時の話題 「羨望と嫉妬」
今回は小説風に「羨望と嫉妬」とタイトルした。この二つの言葉は背中合わせにあり人をうらやましく思う心中には妬みと焼餅がある。文武両道で容姿も良い男の子に対し子ども心に強烈な妬みがあり美人な女の子に対しも然りである。羨望と嫉妬が子どもから大人へと成長する中、「あいつには負けない」「あの人より綺麗になるわ」と努力するようになる。
が、これは綺麗事の話であり、人間の心の奥底にはどろどろした感情も育まれる。
遡れば我が国(ロシア)の属国であり先祖返りし自国の領土にするのに何の問題があるのか―とウクライナ侵略を正当化するロシアにとってウ国が降参するまで戦火は続き、他方、米国・イスラエルのイラン・レバノンへの攻撃は打算で連携する米・イの、イラン・レバノンへの取引(ディール)であり権力の猛者になった米・イは相手が折れない限り攻撃を止めないだろう。

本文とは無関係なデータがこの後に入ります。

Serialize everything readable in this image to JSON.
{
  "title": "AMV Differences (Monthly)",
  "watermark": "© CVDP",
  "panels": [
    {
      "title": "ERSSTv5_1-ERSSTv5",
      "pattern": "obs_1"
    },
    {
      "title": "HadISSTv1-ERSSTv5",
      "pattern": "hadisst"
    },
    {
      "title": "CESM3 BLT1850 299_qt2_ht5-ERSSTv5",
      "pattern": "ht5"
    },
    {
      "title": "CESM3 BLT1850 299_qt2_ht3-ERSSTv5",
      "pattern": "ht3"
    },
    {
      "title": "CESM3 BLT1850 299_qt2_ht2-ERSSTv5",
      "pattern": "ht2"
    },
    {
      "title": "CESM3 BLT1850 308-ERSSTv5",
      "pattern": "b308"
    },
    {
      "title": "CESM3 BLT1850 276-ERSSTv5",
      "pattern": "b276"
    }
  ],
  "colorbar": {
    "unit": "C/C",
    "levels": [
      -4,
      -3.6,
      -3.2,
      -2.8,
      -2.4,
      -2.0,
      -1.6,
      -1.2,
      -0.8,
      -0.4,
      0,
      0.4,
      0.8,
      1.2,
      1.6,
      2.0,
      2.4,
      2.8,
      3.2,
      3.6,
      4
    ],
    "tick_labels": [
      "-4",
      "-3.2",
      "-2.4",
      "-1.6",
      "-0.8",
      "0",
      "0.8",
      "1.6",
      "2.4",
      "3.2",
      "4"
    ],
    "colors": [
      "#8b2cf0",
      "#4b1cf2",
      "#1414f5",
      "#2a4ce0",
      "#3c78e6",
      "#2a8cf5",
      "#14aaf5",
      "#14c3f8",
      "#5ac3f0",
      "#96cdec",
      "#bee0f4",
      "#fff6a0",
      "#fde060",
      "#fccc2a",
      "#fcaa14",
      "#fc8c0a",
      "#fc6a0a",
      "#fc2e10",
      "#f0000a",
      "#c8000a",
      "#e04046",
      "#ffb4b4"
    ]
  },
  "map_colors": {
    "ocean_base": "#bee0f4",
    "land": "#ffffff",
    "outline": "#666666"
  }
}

ロ・ウ戦争で板ばさみになっているEUであるが、米・イラン戦の影響は全世界に及び中東に原油の9割方依存する日本は塗炭の苦しみを舐めている。
この二つの紛争に共通するのはプーチン、トランプ二人の権力者の歪んだ意識であり、標題の羨望と嫉妬に通じようか。EU(欧州連合)に加盟しようとする兄弟国ウクライナを嫉妬するロシア、あり余るほどの原油埋蔵量があるイランへの羨望が巻き起こした米国の攻撃。人の精神論にも由来する大立回りだけに共に容易に引き下がれない。
色恋沙汰でないので心中まで及ばないが根の深さと面子がね…。